Het kerkverband berust principieel op de eenheid der kerken in Christus, en daar de kerk een historie heeft en zich in de onderscheidene landen der wereld op verschillende wijze heeft geopenbaard, heeft deze historische openbaring, en met name haar

|13|

belijdenis, op den aard van het kerkverband invloed geoefend, zoodat practisch de eenheid alleen mogelijk is bij kerken van gemeenschappelijke belijdenis. Zij is, gelijk reeds Art. 2 van de Emder kerkvergadering voor de Nederlandsche kerken verklaart, de betuiging van de onderlinge verbintenis en van de eenheid der kerken. Instemming met haar was voorwaarde voor het aangaan en de handhaving van dat verband. De belijdenis was toch gegrond op Gods Woord, vertolkte de waarheid in Gods Woord geleerd, gaf duidelijk aan de kenmerken van de ware en de valsche kerk, en bond alle kerken aan Gods Woord 1).
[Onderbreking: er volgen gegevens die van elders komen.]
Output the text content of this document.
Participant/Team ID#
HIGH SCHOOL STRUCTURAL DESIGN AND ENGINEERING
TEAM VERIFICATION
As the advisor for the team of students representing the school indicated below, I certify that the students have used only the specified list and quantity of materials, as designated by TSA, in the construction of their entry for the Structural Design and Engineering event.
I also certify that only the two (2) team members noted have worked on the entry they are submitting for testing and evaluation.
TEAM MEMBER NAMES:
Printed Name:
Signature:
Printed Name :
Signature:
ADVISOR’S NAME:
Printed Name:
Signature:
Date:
De Gereformeerde kerken hier te lande hebben van den aanvang af zoo gesproken, — zoo zegt Rutgers terecht 2) — dat gemeenschappelijke onderwerping aan de belijdenis voor het geheele kerkverband „het ééne onmisbare” is; „de eenheid van kerkelijke vormen is dan wel wenschelijk, maar het kan toch ook wel als die ontbreekt. Niemand werd tot eenige bediening toegelaten, zonder dat men zich verzekerd had, dat hij in overeenstemming met die belijdenis de bediening zou uitoefenen. Geen enkele meerdere vergadering werd gehouden, waar niet eerst van hare leden instemming met die belijdenis gevraagd werd. De dienaren des Woords zijn verplicht de belijdenis te onderteekenen en die zulks weigeren, of die in geval van bezwaar zich niet aan de beslissing der meerdere vergadering onderwerpen, zijn de facto in hun dienst geschorst. De leden der kerk konden niet tot het Avondmaal worden toegelaten dan nadat zij belijdenis der Gereformeerde religie hadden gedaan, of bij verhuizing een attestatie aangaande leer en leven hadden ontvangen, voldoende om hen ook in andere kerken als leden te doen aanvaarden 3). De eenheid in belijdenis was dus accoord van de kerkelijke gemeenschap.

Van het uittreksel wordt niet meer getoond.